Deux faits récents ont attiré l’attention de la communauté internationale sur la dramatique violation des droits humains et notamment sur la persécution anticatholique dans la République Populaire de Chine. Le gouvernement de Pékin a soumis à un régime de détention l’évêque de Wenzhou, membre de la soi-disant « Eglise souterraine » fidèle à l’Eglise catholique de Rome, Mgr Pietro Shao Zhumn.

Depuis le 18 mai, l’évêque Zhumin a pratiquement « disparu », arrêté par l’autorité de police chinoise après avoir été convoqué pour un entretien auprès des bureaux de gouvernement et on craint qu’on lui inflige des tortures physiques et psychologiques pour l’amener à abjurer la foi catholique et adhérer à l’Eglise de l’Association Patriotique, l’organisation religieuse qui formellement se déclare chrétienne mais qui cependant est une émanation directe du gouvernement chinois, soumise aux règlements de l’Etat et qui ne reconnaît que le gouvernement communiste chinois comme autorité en matière religieuse.

Simultanément, pendant ces jours, on assiste à la tragédie de l’intellectuel Liu Xiaobao, Prix Nobel de la Paix, ayant un grave cancer du foie en phase terminale, poursuivi par le régime communiste chinois à cause de sa lutte pour l’affirmation des droits humains en Chine et placé en détention depuis onze ans, accusé de « subversion contre le pouvoir de l’Etat » dans le droit fil de la traditionnelle et brutale logique de persécution mise en œuvre par l’autorité du régime communiste de Pékin à l’égard de toute personne s’exprimant en faveur des droits fondamentaux de l’être humain.

Malheureusement, ces deux évènements proposent encore une fois et de manière dramatique la question de la violation permanente des droits de la personne humaine de la part d’un régime brutal qui affirme avec virulence l’interdiction de toute ingérence étrangère et de la communauté internationale en matière de violation des droits humains.

Le fait que la République Populaire de Chine soit un géant économique et militaire, qui combine le plus effréné libéralisme de marché et un système politique totalitaire de type vétéromarxiste, lui permet d’ignorer avec arrogance les rappels de la communauté internationale à un plus grand respect pour les droits humains et pour la liberté religieuse et de pensée.

La Commission contre la torture de l’ONU a demandé expressément que le gouvernement chinois mette fin à la pratique répandue de torturer les prisonniers et à la campagne d’arrestations et meurtres contre les activistes et les avocats pour les droits humains.

Le gouvernement devrait aussi assurer la fermeture des « prisons noires » illégales, les soi-disant blackjail, des véritables prisons fantasme dans lesquelles les détenus, la plupart religieux et hommes politiques, disparaissent sans laisser de trace et sans permettre à la famille de pouvoir les assister.

L’Evêque catholique Pietro Zhemin se trouve dans une de ces blackjail.
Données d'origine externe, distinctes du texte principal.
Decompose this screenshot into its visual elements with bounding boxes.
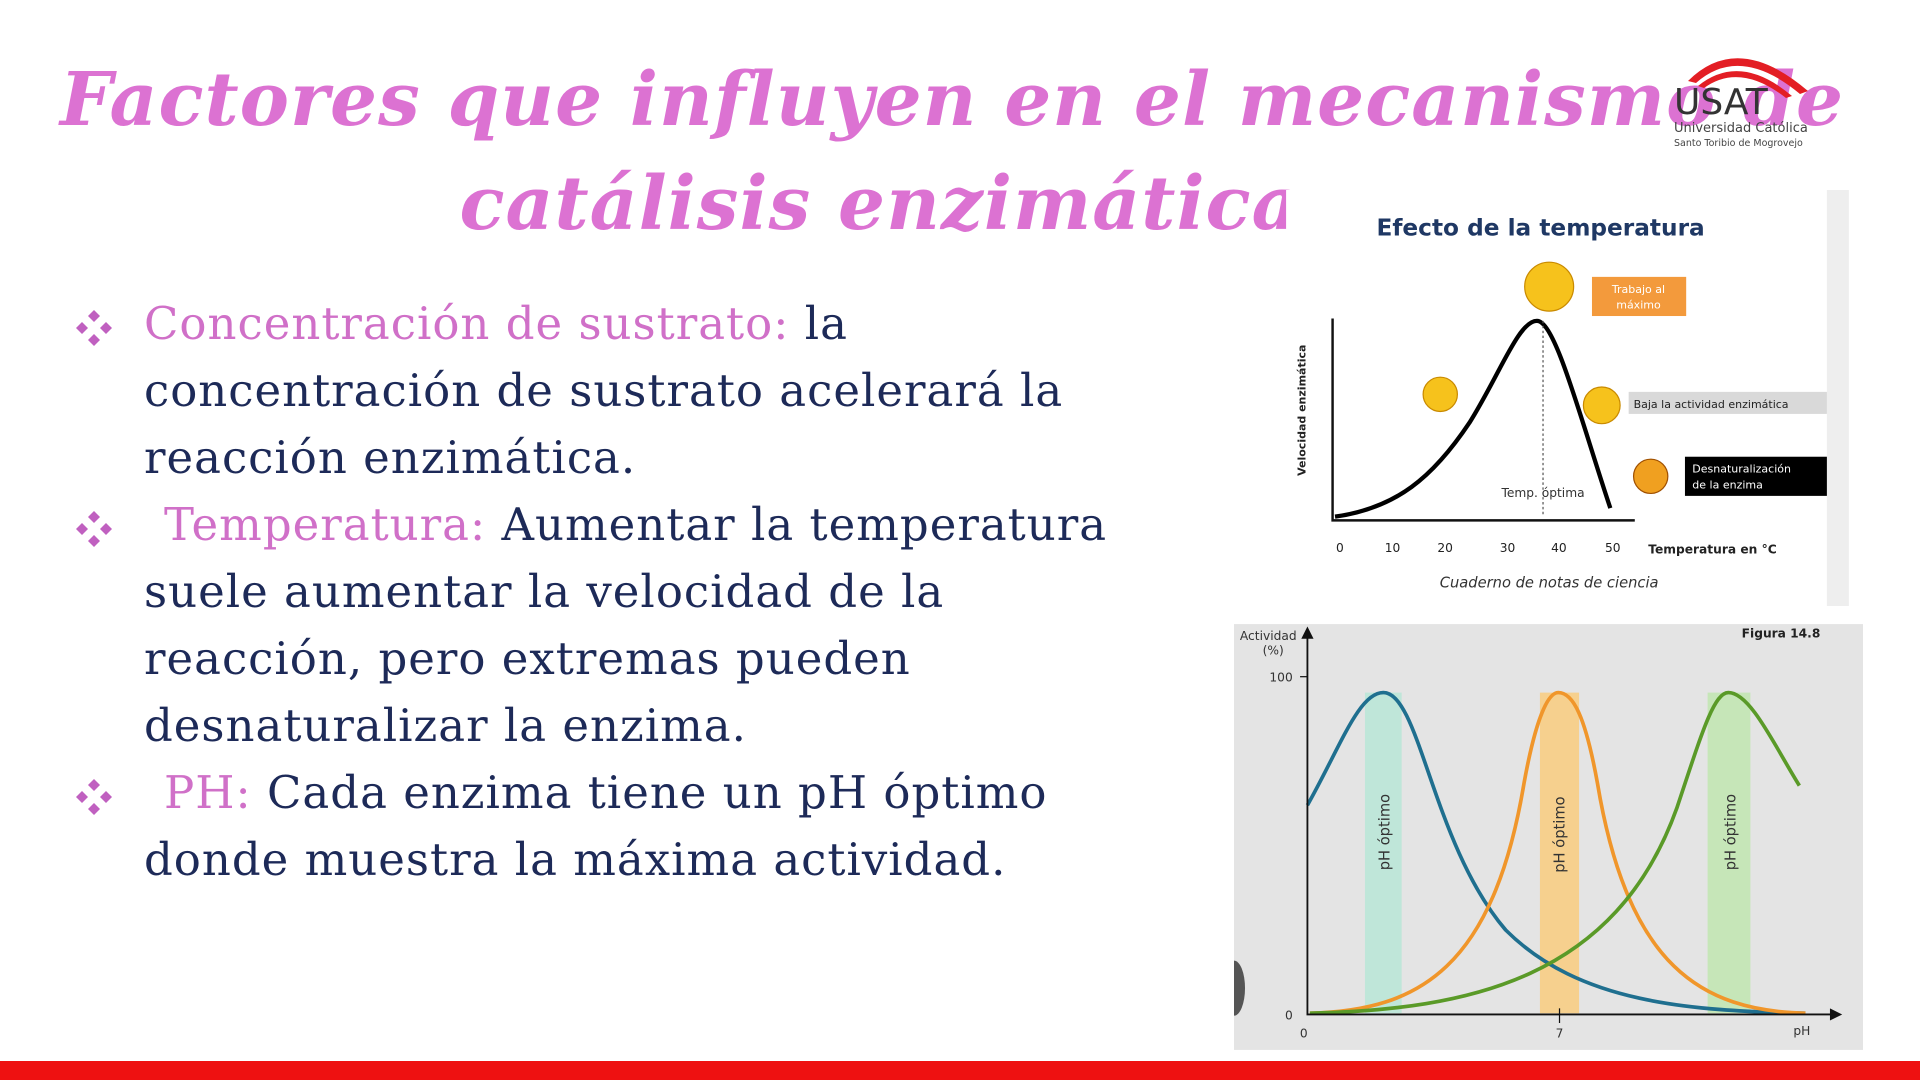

Voilà la désolante situation de la violation des droits humains en Chine, pays qui malheureusement, en vertu de l’explosive croissance économique depuis une vingtaine d’années, commence à jouer un rôle géopolitique de véritable global payer, en aspirant à incarner même le leadership mondial grâce à une politique très pragmatique avec laquelle le Parti Communiste montre clairement vouloir continuer à guider le pays avec une poigne de fer. (Luca Hofer)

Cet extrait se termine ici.